Oliver is vice president of global IT at Yum Brands, the $11 billion owner of the KFC, Pizza Hut and Taco Bell restaurant chains.

In a highly competitive business, Yum has to continually generate profitable new ideas for domestic and international markets. Oliver said in an interview that he has a four-point IT strategy for getting employees at his "very spread-out global company" to break out of silos and share know-how. It includes the following elements:

• An internal social network, called iChing, based on the Jive software platform. Employees use the network to post documents, ask questions, collaborate and learn about successful strategies in other areas.

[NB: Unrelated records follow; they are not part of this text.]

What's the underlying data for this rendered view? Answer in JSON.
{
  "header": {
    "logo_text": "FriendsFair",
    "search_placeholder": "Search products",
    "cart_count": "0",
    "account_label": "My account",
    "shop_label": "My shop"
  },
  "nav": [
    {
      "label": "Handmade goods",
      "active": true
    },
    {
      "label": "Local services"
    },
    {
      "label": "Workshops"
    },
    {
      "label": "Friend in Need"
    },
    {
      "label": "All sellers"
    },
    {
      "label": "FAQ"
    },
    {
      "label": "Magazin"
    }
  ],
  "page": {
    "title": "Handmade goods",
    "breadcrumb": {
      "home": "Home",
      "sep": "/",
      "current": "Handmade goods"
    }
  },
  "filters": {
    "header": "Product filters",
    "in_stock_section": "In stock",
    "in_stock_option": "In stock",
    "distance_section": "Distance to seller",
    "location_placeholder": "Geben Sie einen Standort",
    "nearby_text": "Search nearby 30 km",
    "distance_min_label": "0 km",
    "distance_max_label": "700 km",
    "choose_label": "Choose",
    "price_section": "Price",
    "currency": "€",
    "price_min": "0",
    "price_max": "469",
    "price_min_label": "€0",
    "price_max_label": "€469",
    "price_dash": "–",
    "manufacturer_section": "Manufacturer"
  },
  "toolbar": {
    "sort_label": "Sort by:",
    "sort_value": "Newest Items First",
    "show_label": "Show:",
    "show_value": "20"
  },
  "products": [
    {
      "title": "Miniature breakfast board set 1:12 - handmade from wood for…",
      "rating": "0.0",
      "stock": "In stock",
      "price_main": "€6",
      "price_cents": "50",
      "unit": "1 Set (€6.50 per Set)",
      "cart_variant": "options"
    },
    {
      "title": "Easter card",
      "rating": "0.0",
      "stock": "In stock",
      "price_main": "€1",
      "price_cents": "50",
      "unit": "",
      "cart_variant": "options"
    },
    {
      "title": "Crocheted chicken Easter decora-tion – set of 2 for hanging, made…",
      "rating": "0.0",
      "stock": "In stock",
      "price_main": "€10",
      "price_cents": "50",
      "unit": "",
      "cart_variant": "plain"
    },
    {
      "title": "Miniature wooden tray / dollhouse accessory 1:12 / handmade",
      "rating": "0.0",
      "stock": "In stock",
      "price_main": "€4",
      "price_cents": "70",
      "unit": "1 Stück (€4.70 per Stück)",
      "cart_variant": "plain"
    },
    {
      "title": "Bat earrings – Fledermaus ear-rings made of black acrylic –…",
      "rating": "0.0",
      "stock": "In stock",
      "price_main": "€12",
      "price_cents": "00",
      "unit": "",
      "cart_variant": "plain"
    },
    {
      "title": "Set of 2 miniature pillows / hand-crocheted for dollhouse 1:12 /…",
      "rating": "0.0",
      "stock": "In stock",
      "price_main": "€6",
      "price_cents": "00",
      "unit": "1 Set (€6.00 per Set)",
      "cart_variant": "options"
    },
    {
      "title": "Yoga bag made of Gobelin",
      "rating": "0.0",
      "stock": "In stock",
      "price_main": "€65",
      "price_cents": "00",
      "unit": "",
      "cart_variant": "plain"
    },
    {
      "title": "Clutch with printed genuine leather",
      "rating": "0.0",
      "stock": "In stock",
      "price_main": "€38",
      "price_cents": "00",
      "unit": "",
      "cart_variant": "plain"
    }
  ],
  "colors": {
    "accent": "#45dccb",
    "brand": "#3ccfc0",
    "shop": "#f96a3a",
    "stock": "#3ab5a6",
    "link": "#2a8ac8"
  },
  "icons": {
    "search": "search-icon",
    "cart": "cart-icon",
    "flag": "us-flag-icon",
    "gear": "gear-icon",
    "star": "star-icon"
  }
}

• Enterprise search technology from Coveo layered on top of iChing and other data repositories. This provides a user-friendly tool that employees use to glean insights from unstructured and structured data. In essence, the search technology stitches together multiple information sources without expensive data integration.

• A Saba online learning system that lets employees across the planet participate in training and webinars in several languages, eliminating the need for trips to the U.S.

• A high-definition Tandberg videoconferencing system that lets employees have virtual meetings so they don't have to travel as much.

Krushers, a slushy drink that tested well in Australia, is an example of an innovation that the new platform helped nurture, said Oliver. The concept was posted on the iChing network, which led to other markets rolling it out quickly and with great success, he said.

The next step, now in beta, could be using the Coveo search capability to pull information from various systems to provide a consolidated, 360-degree view of each employee and present it to managers in a single dashboard.